Students learning how to sync television, tablet computers, cellphones

Topics: College of Communication Information and Media, Emerging Media

October 10, 2011

Ball State University students will test a new system that syncs televisions and mobile communication devices, thanks to a new partnership with a European technology firm.

Intrasonics, a Cambridge, United Kingdom-based company specializing in acoustic content recognition technologies, is making its Software Developer Kit (SDK) available to Ball State's Center for Media Design (CMD) for testing and application development.

The software allows audio signals contained within a television broadcast — also known as audio watermarking — to be detected by "second screen" tablet computers or mobile phones, syncing the devices and enhancing viewer engagement.

"Applications on mobile devices are an important new form of interactive television, also called  iTV, so it's crucial Ball State students have an opportunity to master the development tools for such apps," said Michael Holmes, director of CMD's Insight and  Research unit.
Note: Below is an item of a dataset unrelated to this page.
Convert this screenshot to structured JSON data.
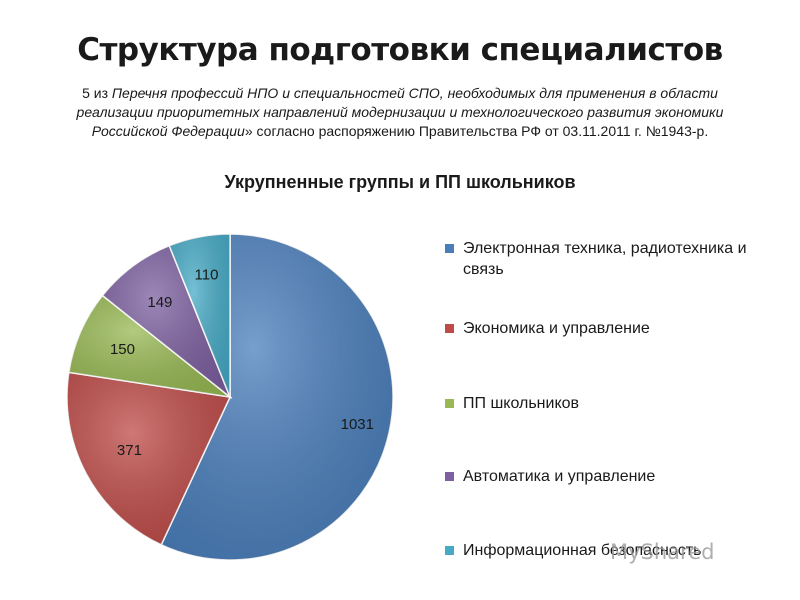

Luc Jonker, CEO of Intrasonics, said Ball State was selected for the partnership due to the university's groundbreaking research in interactive television.

"Ball State's Center for Media Design is one of the leading institutions exploring the future of TV, so we're naturally delighted that its talented students will be getting hands on with our technology," Jonkers said. "Intrasonics provides unrivalled interactivity between brands and their audiences. The only limit into how the technology's used to create that interactivity is the creativity of the apps developers and the brands they work for. We're therefore genuinely excited to see how this new generation of students exploits this potential to shape the future of TV."

The first students at Ball State to use the kit are members of CMD's iTV design and development team, a group of students and faculty developing interactive news, entertainment and advertising for a variety of platforms. 

Team members are developing second screen apps for iPhones and iPads as well as other multimedia devices. Insight and Research is assisting with usability testing of television and mobile device interfaces created from this project, as part of its Viewing+ research exploring consumer attitudes and behaviors in iTV and other emerging media.

"Interactive TV is in its early growth stages in the U.S.," Holmes said. "We need to prepare media students for the iTV future now, and we need to provide meaningful research to the TV industry to help professionals understand the impact of iTV on the viewer experience.  Our Viewing+ initiative addresses both of these goals."